Die neue „Generation Revolution“ des Iran
„Green Movement“, „Girls of Revolution Street“, „Uprising of the Thirsty”: Der Iran hat eine lange Historie an Protesten. Doch diesmal ist alles anders. Am 16. September dieses Jahres stirbt Mahsa Amini, eine junge Kurdin, an den Folgen brutaler Gewaltanwendung durch die iranische „Sittenpolizei“. Drei Monate später ist das Land noch immer in Aufruhr.
Den Namen Mahsa Amini kennt im Iran mittlerweile wohl jedes Kind. Und auch der Rest der Welt kennt die Geschichte der 22-jährigen Kurdin, deren Tod ein ganzes Land in den Ausnahmezustand versetzt hat. Die berüchtigte Moralpolizei des Iran hat an Amini die staatliche Kopftuchpflicht unverhältnismäßig brutal durchzusetzen versucht. Als sie an ihren Verletzungen stirbt, löst das die schwersten Unruhen im Iran seit Bestehen der Islamischen Republik aus. Aber warum gerade jetzt? Schließlich hat es im Iran in den letzten 43 Jahren seit der Revolution von 1979 immer wieder Proteste gegeben, mal heftiger, mal schwächer. Was ist dieses Mal anders?
Die Gründe für die vergangenen Proteste waren unterschiedlich: 1993 protestierte die Bevölkerung gegen die schlechte wirtschaftliche Lage des Landes infolge des Ersten Golfkriegs und der internationalen Isolation.
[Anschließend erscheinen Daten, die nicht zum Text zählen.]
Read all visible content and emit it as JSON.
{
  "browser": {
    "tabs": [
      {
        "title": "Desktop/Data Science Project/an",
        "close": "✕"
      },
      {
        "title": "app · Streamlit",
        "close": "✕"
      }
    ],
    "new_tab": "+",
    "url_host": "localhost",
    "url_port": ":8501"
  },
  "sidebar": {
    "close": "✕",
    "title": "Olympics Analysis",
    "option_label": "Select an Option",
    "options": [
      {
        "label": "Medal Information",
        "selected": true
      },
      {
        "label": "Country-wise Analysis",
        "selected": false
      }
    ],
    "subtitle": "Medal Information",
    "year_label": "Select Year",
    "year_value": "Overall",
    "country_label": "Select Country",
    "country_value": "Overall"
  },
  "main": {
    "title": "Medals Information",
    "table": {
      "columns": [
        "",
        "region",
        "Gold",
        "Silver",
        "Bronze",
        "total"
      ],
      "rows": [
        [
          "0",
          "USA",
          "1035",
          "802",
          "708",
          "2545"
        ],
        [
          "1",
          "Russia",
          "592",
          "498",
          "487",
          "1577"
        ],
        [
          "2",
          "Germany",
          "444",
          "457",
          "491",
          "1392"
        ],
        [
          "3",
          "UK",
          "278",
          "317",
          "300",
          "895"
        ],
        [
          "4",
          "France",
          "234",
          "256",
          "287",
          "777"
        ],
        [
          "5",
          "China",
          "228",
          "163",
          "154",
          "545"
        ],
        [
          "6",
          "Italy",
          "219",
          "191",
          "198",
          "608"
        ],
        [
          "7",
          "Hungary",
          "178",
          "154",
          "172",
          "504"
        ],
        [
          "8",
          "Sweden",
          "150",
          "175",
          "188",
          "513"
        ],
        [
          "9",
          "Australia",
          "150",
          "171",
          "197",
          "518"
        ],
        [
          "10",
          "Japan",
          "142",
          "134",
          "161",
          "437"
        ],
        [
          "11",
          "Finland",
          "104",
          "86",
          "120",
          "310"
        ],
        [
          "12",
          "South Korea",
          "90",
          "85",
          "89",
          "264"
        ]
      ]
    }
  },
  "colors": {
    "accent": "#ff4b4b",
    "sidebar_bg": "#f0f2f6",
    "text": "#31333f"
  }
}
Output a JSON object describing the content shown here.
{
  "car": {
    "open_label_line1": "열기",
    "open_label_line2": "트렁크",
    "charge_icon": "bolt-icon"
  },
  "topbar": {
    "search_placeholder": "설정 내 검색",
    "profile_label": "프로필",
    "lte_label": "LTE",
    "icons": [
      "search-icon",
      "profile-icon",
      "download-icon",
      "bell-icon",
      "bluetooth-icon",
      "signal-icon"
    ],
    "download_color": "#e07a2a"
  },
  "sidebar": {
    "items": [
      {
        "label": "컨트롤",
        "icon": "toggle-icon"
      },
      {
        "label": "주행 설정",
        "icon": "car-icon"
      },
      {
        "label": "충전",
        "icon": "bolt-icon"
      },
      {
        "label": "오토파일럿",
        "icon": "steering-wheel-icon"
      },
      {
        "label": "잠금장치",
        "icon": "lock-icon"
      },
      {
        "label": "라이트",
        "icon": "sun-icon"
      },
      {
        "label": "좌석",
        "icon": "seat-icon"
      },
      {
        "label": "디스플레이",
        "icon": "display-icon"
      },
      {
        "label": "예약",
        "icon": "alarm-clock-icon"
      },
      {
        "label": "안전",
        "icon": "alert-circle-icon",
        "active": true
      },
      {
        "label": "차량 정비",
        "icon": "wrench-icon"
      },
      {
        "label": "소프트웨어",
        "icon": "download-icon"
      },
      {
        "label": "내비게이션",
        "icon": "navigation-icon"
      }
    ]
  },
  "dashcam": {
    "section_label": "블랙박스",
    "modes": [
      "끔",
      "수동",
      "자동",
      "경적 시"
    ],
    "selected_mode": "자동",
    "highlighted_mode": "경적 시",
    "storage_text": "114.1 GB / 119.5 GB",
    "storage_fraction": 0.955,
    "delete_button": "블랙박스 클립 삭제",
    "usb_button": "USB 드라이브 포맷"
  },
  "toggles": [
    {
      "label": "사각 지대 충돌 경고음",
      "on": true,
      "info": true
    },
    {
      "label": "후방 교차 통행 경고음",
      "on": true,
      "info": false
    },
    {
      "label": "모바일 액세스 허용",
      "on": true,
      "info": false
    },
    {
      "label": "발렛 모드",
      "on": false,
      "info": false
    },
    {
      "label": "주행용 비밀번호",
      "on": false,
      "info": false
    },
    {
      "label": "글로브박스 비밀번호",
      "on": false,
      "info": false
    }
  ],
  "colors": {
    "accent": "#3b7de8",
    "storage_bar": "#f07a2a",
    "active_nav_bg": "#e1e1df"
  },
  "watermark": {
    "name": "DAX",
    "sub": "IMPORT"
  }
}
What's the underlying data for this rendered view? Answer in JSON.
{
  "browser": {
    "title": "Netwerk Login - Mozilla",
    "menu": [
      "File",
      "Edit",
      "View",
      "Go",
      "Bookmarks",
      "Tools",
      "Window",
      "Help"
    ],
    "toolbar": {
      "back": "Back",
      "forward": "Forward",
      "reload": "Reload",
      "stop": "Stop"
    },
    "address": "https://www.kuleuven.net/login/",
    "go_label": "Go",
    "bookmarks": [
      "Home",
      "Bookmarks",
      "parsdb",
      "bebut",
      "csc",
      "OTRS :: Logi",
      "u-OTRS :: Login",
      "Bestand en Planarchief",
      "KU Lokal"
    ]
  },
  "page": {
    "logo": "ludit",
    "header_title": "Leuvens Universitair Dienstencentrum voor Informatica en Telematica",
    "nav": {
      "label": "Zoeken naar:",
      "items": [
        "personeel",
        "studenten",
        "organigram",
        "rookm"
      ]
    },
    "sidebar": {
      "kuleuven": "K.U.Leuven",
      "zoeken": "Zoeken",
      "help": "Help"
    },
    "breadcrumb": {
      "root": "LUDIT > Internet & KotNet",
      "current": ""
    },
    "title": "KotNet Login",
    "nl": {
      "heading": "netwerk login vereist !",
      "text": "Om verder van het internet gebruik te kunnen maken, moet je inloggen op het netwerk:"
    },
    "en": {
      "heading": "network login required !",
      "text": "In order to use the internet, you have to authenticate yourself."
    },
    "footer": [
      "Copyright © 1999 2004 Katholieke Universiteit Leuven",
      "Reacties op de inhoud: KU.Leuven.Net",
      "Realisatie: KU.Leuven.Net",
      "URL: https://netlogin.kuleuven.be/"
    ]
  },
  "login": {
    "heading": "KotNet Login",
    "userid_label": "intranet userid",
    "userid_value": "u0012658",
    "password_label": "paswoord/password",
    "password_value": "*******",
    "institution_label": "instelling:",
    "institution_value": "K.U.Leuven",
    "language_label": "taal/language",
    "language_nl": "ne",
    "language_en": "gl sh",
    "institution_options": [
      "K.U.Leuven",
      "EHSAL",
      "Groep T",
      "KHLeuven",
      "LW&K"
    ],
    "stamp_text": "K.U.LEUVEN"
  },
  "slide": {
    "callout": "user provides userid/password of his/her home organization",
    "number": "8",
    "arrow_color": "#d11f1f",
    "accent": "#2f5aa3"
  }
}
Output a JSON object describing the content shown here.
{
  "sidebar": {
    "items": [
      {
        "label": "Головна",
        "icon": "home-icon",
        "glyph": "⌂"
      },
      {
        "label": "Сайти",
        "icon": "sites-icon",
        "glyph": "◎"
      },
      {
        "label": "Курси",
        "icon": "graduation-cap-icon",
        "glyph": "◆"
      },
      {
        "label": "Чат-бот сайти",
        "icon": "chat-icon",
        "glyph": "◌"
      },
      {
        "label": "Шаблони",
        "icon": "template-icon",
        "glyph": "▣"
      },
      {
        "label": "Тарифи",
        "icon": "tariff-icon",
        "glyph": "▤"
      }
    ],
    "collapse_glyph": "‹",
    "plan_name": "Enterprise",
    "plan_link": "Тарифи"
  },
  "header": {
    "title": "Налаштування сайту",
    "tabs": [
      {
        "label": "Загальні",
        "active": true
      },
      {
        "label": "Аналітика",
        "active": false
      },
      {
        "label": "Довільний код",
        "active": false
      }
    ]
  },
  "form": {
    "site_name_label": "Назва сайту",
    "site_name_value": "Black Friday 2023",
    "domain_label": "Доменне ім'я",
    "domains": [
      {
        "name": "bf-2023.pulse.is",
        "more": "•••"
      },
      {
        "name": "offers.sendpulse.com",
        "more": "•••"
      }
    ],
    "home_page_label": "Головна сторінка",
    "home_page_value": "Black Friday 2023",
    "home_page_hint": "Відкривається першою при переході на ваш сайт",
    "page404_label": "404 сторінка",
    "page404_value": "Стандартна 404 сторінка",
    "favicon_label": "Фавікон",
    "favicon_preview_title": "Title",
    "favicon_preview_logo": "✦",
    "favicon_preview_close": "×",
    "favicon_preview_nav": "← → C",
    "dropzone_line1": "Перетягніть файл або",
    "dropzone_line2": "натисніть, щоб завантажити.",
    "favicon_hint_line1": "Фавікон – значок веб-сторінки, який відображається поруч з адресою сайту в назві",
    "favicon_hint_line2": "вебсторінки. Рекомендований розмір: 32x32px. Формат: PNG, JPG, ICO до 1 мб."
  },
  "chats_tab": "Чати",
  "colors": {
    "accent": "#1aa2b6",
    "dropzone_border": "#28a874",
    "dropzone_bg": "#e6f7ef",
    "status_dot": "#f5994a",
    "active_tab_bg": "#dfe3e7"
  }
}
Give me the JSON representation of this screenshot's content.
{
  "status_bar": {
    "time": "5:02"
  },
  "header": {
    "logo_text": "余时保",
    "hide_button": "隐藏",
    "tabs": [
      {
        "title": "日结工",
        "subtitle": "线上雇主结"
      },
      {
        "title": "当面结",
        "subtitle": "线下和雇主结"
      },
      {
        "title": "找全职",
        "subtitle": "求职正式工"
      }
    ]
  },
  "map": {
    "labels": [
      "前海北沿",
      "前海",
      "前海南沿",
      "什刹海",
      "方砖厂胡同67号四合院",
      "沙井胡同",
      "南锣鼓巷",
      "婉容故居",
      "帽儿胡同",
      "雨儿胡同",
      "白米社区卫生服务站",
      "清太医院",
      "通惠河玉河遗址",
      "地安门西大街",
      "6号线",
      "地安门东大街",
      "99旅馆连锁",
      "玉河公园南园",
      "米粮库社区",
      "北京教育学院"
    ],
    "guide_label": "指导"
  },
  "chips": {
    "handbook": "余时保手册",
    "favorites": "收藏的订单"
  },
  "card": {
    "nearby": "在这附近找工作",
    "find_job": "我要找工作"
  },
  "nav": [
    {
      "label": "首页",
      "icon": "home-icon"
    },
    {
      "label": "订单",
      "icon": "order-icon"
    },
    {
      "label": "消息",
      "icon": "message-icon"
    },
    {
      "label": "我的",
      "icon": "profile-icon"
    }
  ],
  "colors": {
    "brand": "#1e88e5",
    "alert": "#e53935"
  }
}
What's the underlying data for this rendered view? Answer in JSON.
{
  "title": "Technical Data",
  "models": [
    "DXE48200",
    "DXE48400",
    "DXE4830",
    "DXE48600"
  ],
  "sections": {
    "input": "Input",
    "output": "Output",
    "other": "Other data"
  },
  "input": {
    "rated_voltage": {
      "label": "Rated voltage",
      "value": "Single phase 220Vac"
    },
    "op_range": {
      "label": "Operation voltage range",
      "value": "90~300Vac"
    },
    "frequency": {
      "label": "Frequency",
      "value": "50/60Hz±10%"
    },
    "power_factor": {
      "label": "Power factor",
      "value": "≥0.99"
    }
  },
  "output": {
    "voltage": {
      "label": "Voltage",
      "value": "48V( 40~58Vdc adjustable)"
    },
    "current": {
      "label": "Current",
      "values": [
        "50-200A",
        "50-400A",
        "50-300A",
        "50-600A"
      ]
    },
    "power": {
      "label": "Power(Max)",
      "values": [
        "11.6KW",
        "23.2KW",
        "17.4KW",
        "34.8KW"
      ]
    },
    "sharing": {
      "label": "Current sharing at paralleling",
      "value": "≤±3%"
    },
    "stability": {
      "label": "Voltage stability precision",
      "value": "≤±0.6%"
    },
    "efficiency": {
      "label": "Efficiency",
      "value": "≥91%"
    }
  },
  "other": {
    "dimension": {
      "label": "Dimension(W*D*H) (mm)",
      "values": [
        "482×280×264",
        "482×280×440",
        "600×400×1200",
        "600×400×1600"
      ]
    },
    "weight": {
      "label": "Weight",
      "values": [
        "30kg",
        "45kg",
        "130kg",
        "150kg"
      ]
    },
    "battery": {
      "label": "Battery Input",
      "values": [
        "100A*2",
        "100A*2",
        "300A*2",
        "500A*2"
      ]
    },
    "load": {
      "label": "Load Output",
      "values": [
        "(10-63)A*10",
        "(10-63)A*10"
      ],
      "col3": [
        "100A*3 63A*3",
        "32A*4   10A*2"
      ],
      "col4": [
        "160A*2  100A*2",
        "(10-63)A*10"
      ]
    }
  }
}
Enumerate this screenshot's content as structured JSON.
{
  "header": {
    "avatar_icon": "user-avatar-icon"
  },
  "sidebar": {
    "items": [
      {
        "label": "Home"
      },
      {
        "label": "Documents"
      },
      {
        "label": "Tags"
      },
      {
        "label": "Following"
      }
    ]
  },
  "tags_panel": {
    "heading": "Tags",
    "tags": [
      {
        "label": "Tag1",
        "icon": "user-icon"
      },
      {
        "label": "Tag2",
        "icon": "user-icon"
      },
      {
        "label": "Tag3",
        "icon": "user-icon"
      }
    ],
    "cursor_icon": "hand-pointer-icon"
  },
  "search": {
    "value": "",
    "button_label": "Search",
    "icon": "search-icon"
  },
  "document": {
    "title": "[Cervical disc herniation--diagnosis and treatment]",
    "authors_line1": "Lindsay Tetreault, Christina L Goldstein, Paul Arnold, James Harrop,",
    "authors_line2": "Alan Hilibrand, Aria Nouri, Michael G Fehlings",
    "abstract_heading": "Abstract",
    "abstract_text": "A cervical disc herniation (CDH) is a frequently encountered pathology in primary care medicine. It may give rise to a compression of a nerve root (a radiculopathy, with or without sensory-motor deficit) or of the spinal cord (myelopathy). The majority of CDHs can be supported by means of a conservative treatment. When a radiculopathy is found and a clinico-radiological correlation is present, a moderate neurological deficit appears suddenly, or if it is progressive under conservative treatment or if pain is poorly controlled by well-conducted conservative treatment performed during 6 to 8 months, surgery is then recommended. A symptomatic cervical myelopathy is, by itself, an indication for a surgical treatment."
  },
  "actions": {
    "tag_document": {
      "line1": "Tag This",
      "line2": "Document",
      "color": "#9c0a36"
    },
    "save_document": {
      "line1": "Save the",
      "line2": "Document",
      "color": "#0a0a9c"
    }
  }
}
Das Verbot einer liberalen Zeitung sorgte 1999 für Proteste von Studierenden, woraufhin es zu regelrechten Straßenkämpfen und schließlich der brutalen Niederschlagung durch die Sicherheitskräfte kam. Infolge der Wiederwahl des damaligen Präsidenten Mahmud Ahmadineschad kam es 2009 zu Unruhen („Green Movement“), da ihm Wahlbetrug vorgeworfen wurde. 2019 trieb der plötzliche starke Anstieg der Benzinpreise vor allem die ärmere Bevölkerung auf die Straßen. Im Vorjahr breiteten sich wegen Wasserknappheit („Uprising of the Thirsty“) und Stromausfällen und der generell schlechten wirtschaftlichen Lage im ganzen Land Proteste aus.
Allen Aufständen gleich war die brutale Niederschlagung durch das herrschende System von Machthaber Ali Khamenei.
Jahrzehntelange Auflehnung gegen das Kopftuch
Die aktuellen Proteste begannen im September dieses Jahres als unmittelbare Reaktion auf den Tod von Amini mit feministischem Fokus. Viele Wochen später haben sie sich zu einer zivilgesellschaftlichen Bewegung ausgeweitet. Es geht nicht mehr „nur“ um die Rechte der Frauen, es geht um die Emanzipation der gesamten Gesellschaft vom theokratischen Regime.
Proteste gegen die Kopftuchpflicht gibt es, seit es die Islamische Republik gibt. Schon Anfang 1979 gingen zehntausende Frauen auf die Straße, um gegen das frauenfeindliche Vorgehen der neuen Regierung zu demonstrieren. Vermutlich weil bereits diese ersten Proteste mit Gewalt beendet wurden, haben die Iranerinnen ihren Unmut seither subtiler geäußert. Seit Jahrzehnten testen sie die Grenzen der Gesetze aus: So wurden die Mäntel immer kürzer und enger, die Kopftücher bunter und lockerer. 2014 trugen so viele Frauen hautenge Leggings, dass sich das Parlament mit der zu laschen Kontrolle der Kleidungsvorschriften auseinandersetzte.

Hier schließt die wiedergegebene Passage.